Chris Andrews in Sinn Fein

Chris had little distance to travel


Chris Andrews

Chris Andrews’ decision to leave Fianna Fail and join Sinn Fein should not come as an enormous shock to any serious political observer. Both in outlook and practice the two parties are moving closer together all the time. Vaguely social democratic, loosely republican, tactically shrewd and always determined to put pragmatism before principle, the parties are as compatible as chips and vinegar. Chris had no great distance to travel and it would not be surprising if other Fianna Failers were to follow his lead and join Sinn Fein.

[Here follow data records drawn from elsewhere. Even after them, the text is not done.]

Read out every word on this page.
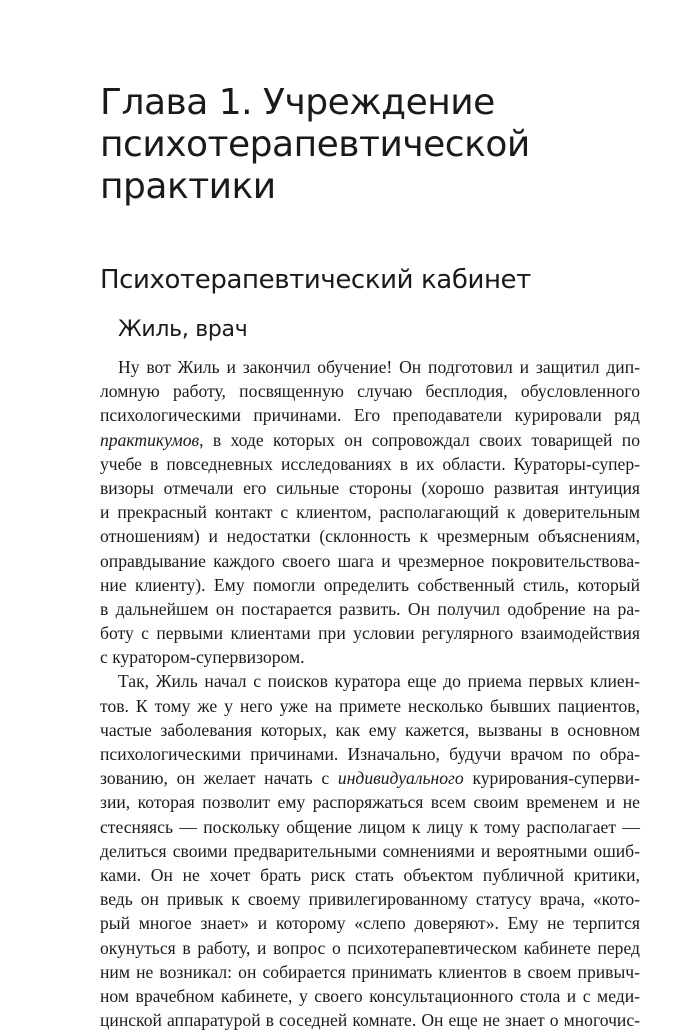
Глава 1. Учреждение
психотерапевтической
практики
Психотерапевтический кабинет
Жиль, врач
Ну вот Жиль и закончил обучение! Он подготовил и защитил дип-
ломную работу, посвященную случаю бесплодия, обусловленного
психологическими причинами. Его преподаватели курировали ряд
практикумов, в ходе которых он сопровождал своих товарищей по
учебе в повседневных исследованиях в их области. Кураторы-супер-
визоры отмечали его сильные стороны (хорошо развитая интуиция
и прекрасный контакт с клиентом, располагающий к доверительным
отношениям) и недостатки (склонность к чрезмерным объяснениям,
оправдывание каждого своего шага и чрезмерное покровительствова-
ние клиенту). Ему помогли определить собственный стиль, который
в дальнейшем он постарается развить. Он получил одобрение на ра-
боту с первыми клиентами при условии регулярного взаимодействия
с куратором-супервизором.
Так, Жиль начал с поисков куратора еще до приема первых клиен-
тов. К тому же у него уже на примете несколько бывших пациентов,
частые заболевания которых, как ему кажется, вызваны в основном
психологическими причинами. Изначально, будучи врачом по обра-
зованию, он желает начать с индивидуального курирования-суперви-
зии, которая позволит ему распоряжаться всем своим временем и не
стесняясь — поскольку общение лицом к лицу к тому располагает —
делиться своими предварительными сомнениями и вероятными ошиб-
ками. Он не хочет брать риск стать объектом публичной критики,
ведь он привык к своему привилегированному статусу врача, «кото-
рый многое знает» и которому «слепо доверяют». Ему не терпится
окунуться в работу, и вопрос о психотерапевтическом кабинете перед
ним не возникал: он собирается принимать клиентов в своем привыч-
ном врачебном кабинете, у своего консультационного стола и с меди-
цинской аппаратурой в соседней комнате. Он еще не знает о многочис-
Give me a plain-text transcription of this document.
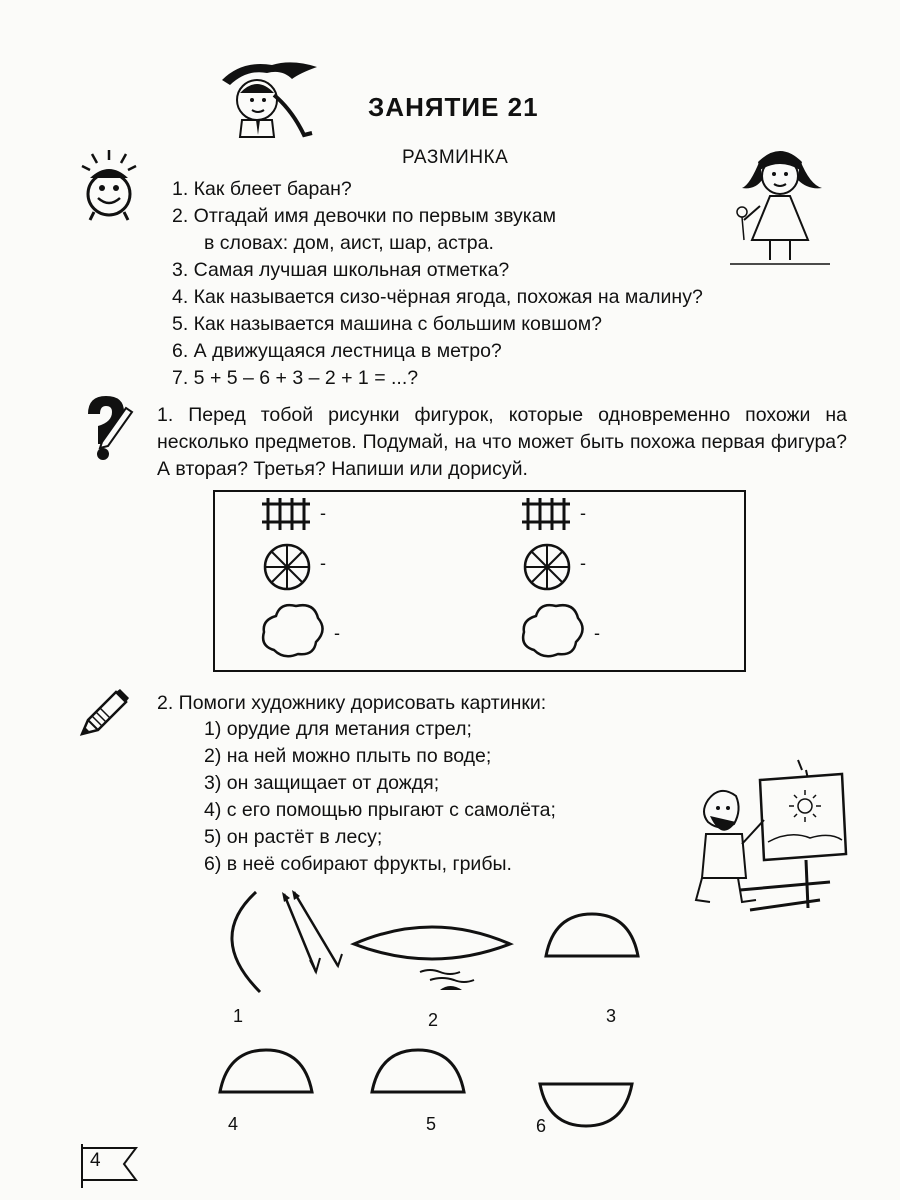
ЗАНЯТИЕ 21
РАЗМИНКА
1. Как блеет баран?
2. Отгадай имя девочки по первым звукам
в словах: дом, аист, шар, астра.
3. Самая лучшая школьная отметка?
4. Как называется сизо-чёрная ягода, похожая на малину?
5. Как называется машина с большим ковшом?
6. А движущаяся лестница в метро?
7. 5 + 5 – 6 + 3 – 2 + 1 = ...?
1. Перед тобой рисунки фигурок, которые одновременно похожи на несколько предметов. Подумай, на что может быть похожа первая фигура? А вторая? Третья? Напиши или дорисуй.
-
-
-
-
-
-
2. Помоги художнику дорисовать картинки:
1) орудие для метания стрел;
2) на ней можно плыть по воде;
3) он защищает от дождя;
4) с его помощью прыгают с самолёта;
5) он растёт в лесу;
6) в неё собирают фрукты, грибы.
1	2	3
4	5	6
4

There is, of course, a considerable organisational rivalry between the parties as they contest similar space. Sinn Fein’s efforts to outmanoeuvre Dev’s old party are assisted by the odium clinging to Fianna Fail as a result of its responsibility for the Republic’s current, dire economic situation.  By exploiting this opportunity, Sinn Fein maintains inter party tension and draws the usual riposte about its relationship with the Provos and the party’s brief fling with socialist economic policies. 

Notwithstanding such spats, the recruitment of Chris Andrews from one of the old and established Fianna Fail families (his grandfather was a founding member of the party and his uncle a cabinet minister) is a significant development. Many Fianna Fail sympathisers will now view Sinn Fein as a realistic alternative or partner. By the same token, Gerry Adam’s party will very likely pitch its cap strategically at winning over Michael Martin’s grass –roots electorate. While an imminent merging of the parties is unlikely, their programmes and practices will grow closer as they battle each other for the same soggy, centre ground.  

What will not happen as a result of Sinn Fein’s ‘start of season signing’ will be the development of a progressive socialist or republican programme. Meanwhile, the Irish Labour Party is in a political tailspin, the trade union movement is in disarray and the debilitating impact of austerity and repayment of bank debts continues to increase.

There never has been a greater need for a coherent, vibrant socialist republican alternative to the current political stagnation.